You “upgraded” to Vista which should have been called “Dizasta” and then to WIN7 which actually was better.  So much so that when WIN8 appeared you could still specify the much better “7” and you had to pay extra for the “downgrade.”  Eight was worse than “Dizasta” to the point where Microsoft distanced itself by skipping 9 and going directly to ten, which everyone says is “7” in a better dress.

It’s not just cars and computer operating systems. Almost everything is subject to planned obsolescence.

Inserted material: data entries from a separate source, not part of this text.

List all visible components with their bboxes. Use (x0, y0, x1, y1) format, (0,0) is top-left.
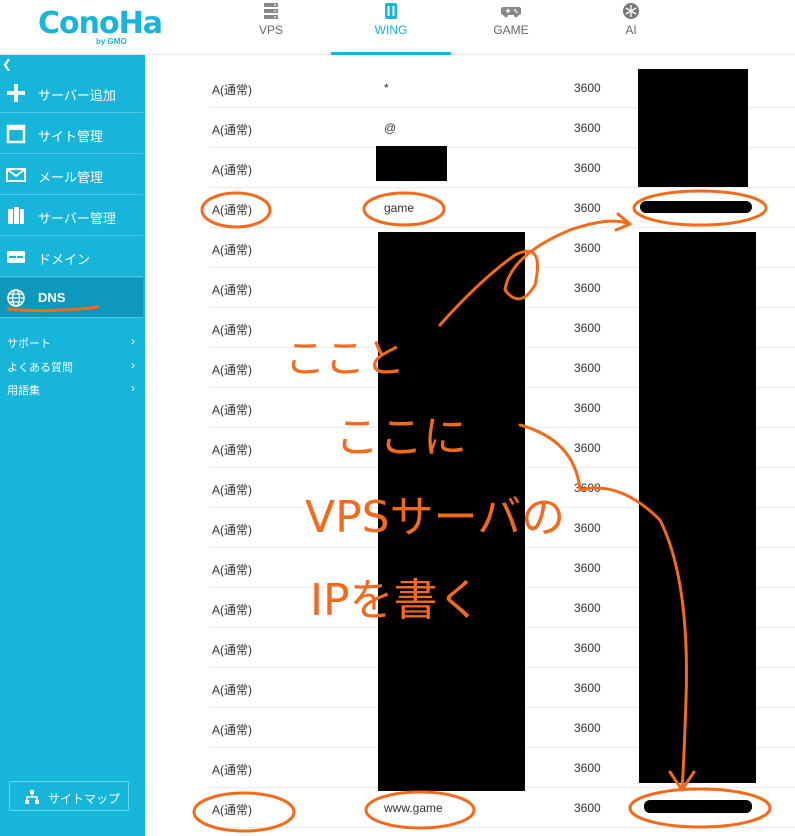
conoha-logo[interactable]: ConoHa by GMO (38, 4, 168, 48)
plus-icon (7, 84, 25, 102)
tab-label: AI (625, 23, 637, 37)
record-ttl: 3600 (574, 201, 601, 215)
record-type: A(通常) (212, 443, 252, 457)
sitemap-button[interactable]: サイトマップ (9, 781, 129, 811)
record-ttl: 3600 (574, 441, 601, 455)
link-label: 用語集 (7, 385, 40, 397)
record-type: A(通常) (212, 523, 252, 537)
mail-icon (6, 168, 26, 182)
record-name: * (384, 81, 389, 95)
sidebar: ❮ サーバー追加 サイト管理 メール管理 サーバー管理 ドメイン DNS サポー… (0, 55, 145, 836)
redacted-block (378, 232, 525, 791)
record-ttl: 3600 (574, 561, 601, 575)
sidebar-item-label: メール管理 (38, 170, 104, 185)
sidebar-item-label: サーバー管理 (38, 211, 116, 226)
sidebar-link-glossary[interactable]: 用語集 › (7, 381, 135, 398)
redacted-block (640, 201, 752, 213)
record-type: A(通常) (212, 563, 252, 577)
record-name: game (384, 201, 415, 215)
redacted-block (639, 232, 756, 783)
tab-wing[interactable]: WING (331, 0, 451, 55)
sidebar-item-site-management[interactable]: サイト管理 (0, 114, 143, 154)
record-type: A(通常) (212, 603, 252, 617)
domain-icon (7, 251, 25, 263)
window-icon (6, 124, 26, 144)
record-type: A(通常) (212, 363, 252, 377)
record-ttl: 3600 (574, 281, 601, 295)
record-ttl: 3600 (574, 521, 601, 535)
record-ttl: 3600 (574, 161, 601, 175)
server-stack-icon (8, 207, 24, 224)
sidebar-item-label: ドメイン (38, 252, 91, 267)
record-type: A(通常) (212, 163, 252, 177)
tab-game[interactable]: GAME (451, 0, 571, 55)
sidebar-item-label: DNS (38, 290, 66, 305)
record-type: A(通常) (212, 203, 252, 217)
chevron-right-icon: › (131, 358, 135, 372)
wing-icon (385, 3, 397, 19)
record-type: A(通常) (212, 643, 252, 657)
globe-icon (7, 289, 25, 307)
record-name: www.game (384, 801, 443, 815)
record-type: A(通常) (212, 243, 252, 257)
record-ttl: 3600 (574, 121, 601, 135)
record-type: A(通常) (212, 803, 252, 817)
redacted-block (638, 69, 748, 187)
sidebar-item-label: サイト管理 (38, 129, 104, 144)
gamepad-icon (501, 6, 521, 18)
tab-label: GAME (493, 23, 529, 37)
tab-ai[interactable]: AI (571, 0, 691, 55)
collapse-icon[interactable]: ❮ (2, 57, 12, 71)
record-ttl: 3600 (574, 761, 601, 775)
record-type: A(通常) (212, 683, 252, 697)
record-ttl: 3600 (574, 81, 601, 95)
sidebar-item-mail-management[interactable]: メール管理 (0, 155, 143, 195)
sidebar-item-server-management[interactable]: サーバー管理 (0, 196, 143, 236)
sidebar-link-faq[interactable]: よくある質問 › (7, 358, 135, 375)
logo-text: ConoHa (38, 6, 163, 41)
record-type: A(通常) (212, 763, 252, 777)
sidebar-link-support[interactable]: サポート › (7, 334, 135, 351)
record-type: A(通常) (212, 283, 252, 297)
record-type: A(通常) (212, 123, 252, 137)
sidebar-item-label: サーバー追加 (38, 88, 116, 103)
tab-vps[interactable]: VPS (211, 0, 331, 55)
tab-label: WING (374, 23, 408, 37)
record-ttl: 3600 (574, 361, 601, 375)
record-ttl: 3600 (574, 401, 601, 415)
sitemap-label: サイトマップ (48, 792, 121, 806)
record-ttl: 3600 (574, 681, 601, 695)
redacted-block (644, 800, 752, 813)
ai-icon (623, 3, 639, 19)
record-ttl: 3600 (574, 721, 601, 735)
redacted-block (376, 146, 447, 181)
sidebar-item-dns[interactable]: DNS (0, 278, 143, 318)
chevron-right-icon: › (131, 381, 135, 395)
record-type: A(通常) (212, 483, 252, 497)
record-type: A(通常) (212, 323, 252, 337)
logo-sub: by GMO (96, 37, 127, 46)
record-type: A(通常) (212, 83, 252, 97)
chevron-right-icon: › (131, 334, 135, 348)
link-label: よくある質問 (7, 362, 73, 374)
top-bar: ConoHa by GMO VPS WING GAME AI (0, 0, 795, 55)
record-type: A(通常) (212, 403, 252, 417)
record-ttl: 3600 (574, 641, 601, 655)
link-label: サポート (7, 338, 51, 350)
record-ttl: 3600 (574, 241, 601, 255)
record-type: A(通常) (212, 723, 252, 737)
tab-label: VPS (258, 23, 283, 37)
record-ttl: 3600 (574, 601, 601, 615)
record-ttl: 3600 (574, 321, 601, 335)
sidebar-item-domain[interactable]: ドメイン (0, 237, 143, 277)
sidebar-item-add-server[interactable]: サーバー追加 (0, 73, 143, 113)
record-ttl: 3600 (574, 481, 601, 495)
record-name: @ (384, 121, 397, 135)
server-icon (264, 3, 278, 19)
sitemap-icon (25, 790, 39, 804)
record-ttl: 3600 (574, 801, 601, 815)
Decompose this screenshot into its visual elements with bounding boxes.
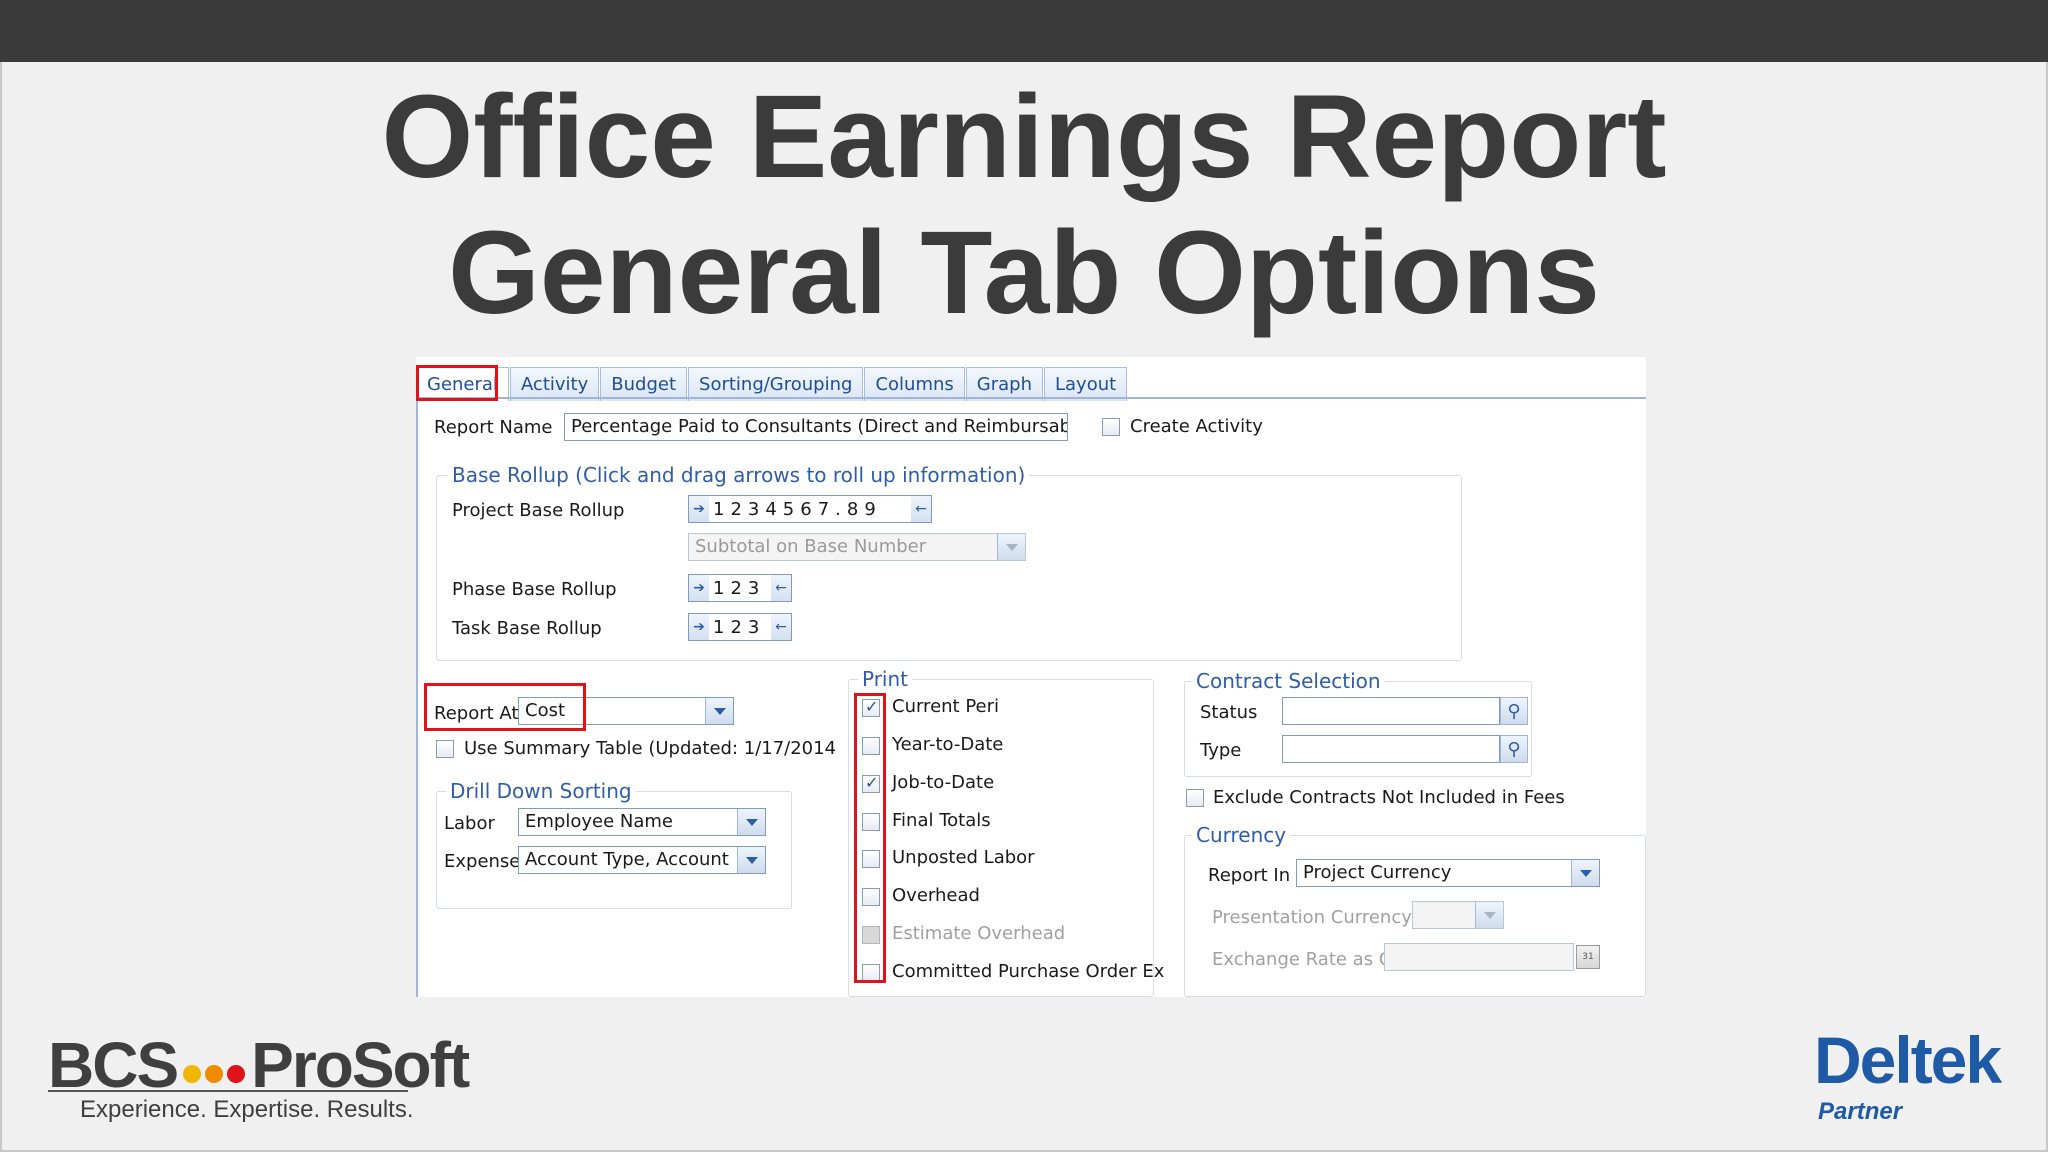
chevron-down-icon[interactable] <box>737 847 765 873</box>
report-name-input[interactable]: Percentage Paid to Consultants (Direct a… <box>564 413 1068 441</box>
subtotal-base-number-text: Subtotal on Base Number <box>695 536 927 557</box>
rollup-right-arrow-icon[interactable]: ← <box>911 496 931 522</box>
contract-status-input[interactable] <box>1282 697 1500 725</box>
exchange-rate-label: Exchange Rate as Of <box>1212 949 1400 970</box>
subtotal-base-number-select: Subtotal on Base Number <box>688 533 1026 561</box>
contract-type-label: Type <box>1200 740 1242 761</box>
print-unposted-labor-label: Unposted Labor <box>892 847 1035 868</box>
tab-budget[interactable]: Budget <box>600 367 688 401</box>
chevron-down-icon[interactable] <box>705 698 733 724</box>
print-group <box>848 679 1154 997</box>
use-summary-table-checkbox[interactable] <box>436 740 454 758</box>
labor-label: Labor <box>444 813 495 834</box>
chevron-down-icon <box>997 534 1025 560</box>
expense-value: Account Type, Account <box>525 849 729 870</box>
tab-graph[interactable]: Graph <box>965 367 1043 401</box>
print-title: Print <box>858 667 913 691</box>
print-estimate-overhead-label: Estimate Overhead <box>892 923 1066 944</box>
rollup-right-arrow-icon[interactable]: ← <box>771 575 791 601</box>
logo-dot-yellow <box>183 1065 202 1083</box>
report-options-dialog: General Activity Budget Sorting/Grouping… <box>416 357 1646 997</box>
logo-dot-red <box>227 1065 246 1083</box>
phase-base-rollup-label: Phase Base Rollup <box>452 579 617 600</box>
print-current-period-label: Current Peri <box>892 696 1000 717</box>
top-bar <box>0 0 2048 62</box>
project-rollup-digits: 1234567.89 <box>713 498 882 520</box>
tab-layout[interactable]: Layout <box>1043 367 1128 401</box>
bcs-tagline: Experience. Expertise. Results. <box>80 1096 414 1123</box>
tab-activity[interactable]: Activity <box>509 367 600 401</box>
rollup-left-arrow-icon[interactable]: ➔ <box>689 496 709 522</box>
exclude-contracts-label: Exclude Contracts Not Included in Fees <box>1213 787 1565 808</box>
print-committed-po-label: Committed Purchase Order Ex <box>892 961 1165 982</box>
use-summary-table-label: Use Summary Table (Updated: 1/17/2014 <box>464 738 837 759</box>
exclude-contracts-checkbox[interactable] <box>1186 789 1204 807</box>
report-in-select[interactable]: Project Currency <box>1296 859 1600 887</box>
task-base-rollup-control[interactable]: ➔ 123 ← <box>688 613 792 641</box>
chevron-down-icon[interactable] <box>1571 860 1599 886</box>
bcs-logo-dots <box>183 1065 246 1083</box>
rollup-left-arrow-icon[interactable]: ➔ <box>689 614 709 640</box>
contract-selection-title: Contract Selection <box>1192 669 1385 693</box>
panel-left-border <box>416 399 418 997</box>
presentation-currency-select <box>1412 901 1504 929</box>
report-in-label: Report In <box>1208 865 1291 886</box>
logo-dot-orange <box>205 1065 224 1083</box>
task-rollup-digits: 123 <box>713 616 766 638</box>
create-activity-label: Create Activity <box>1130 416 1263 437</box>
rollup-left-arrow-icon[interactable]: ➔ <box>689 575 709 601</box>
task-base-rollup-label: Task Base Rollup <box>452 618 602 639</box>
project-base-rollup-label: Project Base Rollup <box>452 500 625 521</box>
print-final-totals-label: Final Totals <box>892 810 991 831</box>
tab-divider <box>416 397 1646 399</box>
print-job-to-date-label: Job-to-Date <box>892 772 995 793</box>
slide-title-line-1: Office Earnings Report <box>381 71 1667 203</box>
currency-title: Currency <box>1192 823 1291 847</box>
print-checkboxes-highlight <box>854 693 886 983</box>
exchange-rate-date-input <box>1384 943 1574 971</box>
print-year-to-date-label: Year-to-Date <box>892 734 1004 755</box>
rollup-right-arrow-icon[interactable]: ← <box>771 614 791 640</box>
chevron-down-icon[interactable] <box>737 809 765 835</box>
presentation-currency-label: Presentation Currency <box>1212 907 1412 928</box>
phase-rollup-digits: 123 <box>713 577 766 599</box>
base-rollup-title: Base Rollup (Click and drag arrows to ro… <box>448 463 1030 487</box>
print-overhead-label: Overhead <box>892 885 980 906</box>
report-at-highlight <box>424 683 586 731</box>
slide-title-line-2: General Tab Options <box>448 207 1600 339</box>
bcs-logo-rule <box>48 1090 408 1092</box>
calendar-icon: 31 <box>1576 945 1600 969</box>
phase-base-rollup-control[interactable]: ➔ 123 ← <box>688 574 792 602</box>
contract-type-input[interactable] <box>1282 735 1500 763</box>
chevron-down-icon <box>1475 902 1503 928</box>
tab-sorting-grouping[interactable]: Sorting/Grouping <box>688 367 864 401</box>
expense-select[interactable]: Account Type, Account <box>518 846 766 874</box>
report-name-label: Report Name <box>434 417 553 438</box>
labor-value: Employee Name <box>525 811 673 832</box>
deltek-partner-label: Partner <box>1818 1098 1903 1125</box>
project-base-rollup-control[interactable]: ➔ 1234567.89 ← <box>688 495 932 523</box>
tab-columns[interactable]: Columns <box>864 367 965 401</box>
deltek-logo: Deltek <box>1814 1023 2002 1097</box>
contract-status-label: Status <box>1200 702 1258 723</box>
report-in-value: Project Currency <box>1303 862 1452 883</box>
create-activity-checkbox[interactable] <box>1102 418 1120 436</box>
drill-down-sorting-title: Drill Down Sorting <box>446 779 636 803</box>
search-icon[interactable]: ⚲ <box>1500 735 1528 763</box>
expense-label: Expense <box>444 851 521 872</box>
labor-select[interactable]: Employee Name <box>518 808 766 836</box>
search-icon[interactable]: ⚲ <box>1500 697 1528 725</box>
general-tab-highlight <box>416 365 498 401</box>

The makers of Gibson guitars were in love with the word “advanced.”  Basically, here’s what happened:  they came out with a new model.  When sales slowed, they made a slightly bigger version and called it “advanced.”  They had more “advanced” stuff than a Monopoly game.  That extra inch?  Not much of an advancement.  But they sold a lot of wood that way.

What is the difference between an MP3 and an MP4?  One. And not much else.

Can you see the “improvement” of a Blu Ray disc over a DVD?  Do you get better care than you used to from Northwell Health than you did when it was merely North Shore Hospital?

And finally, would Alfred P. Sloan have gotten a better education at MIT/Sloan than he did at Brooklyn Poly?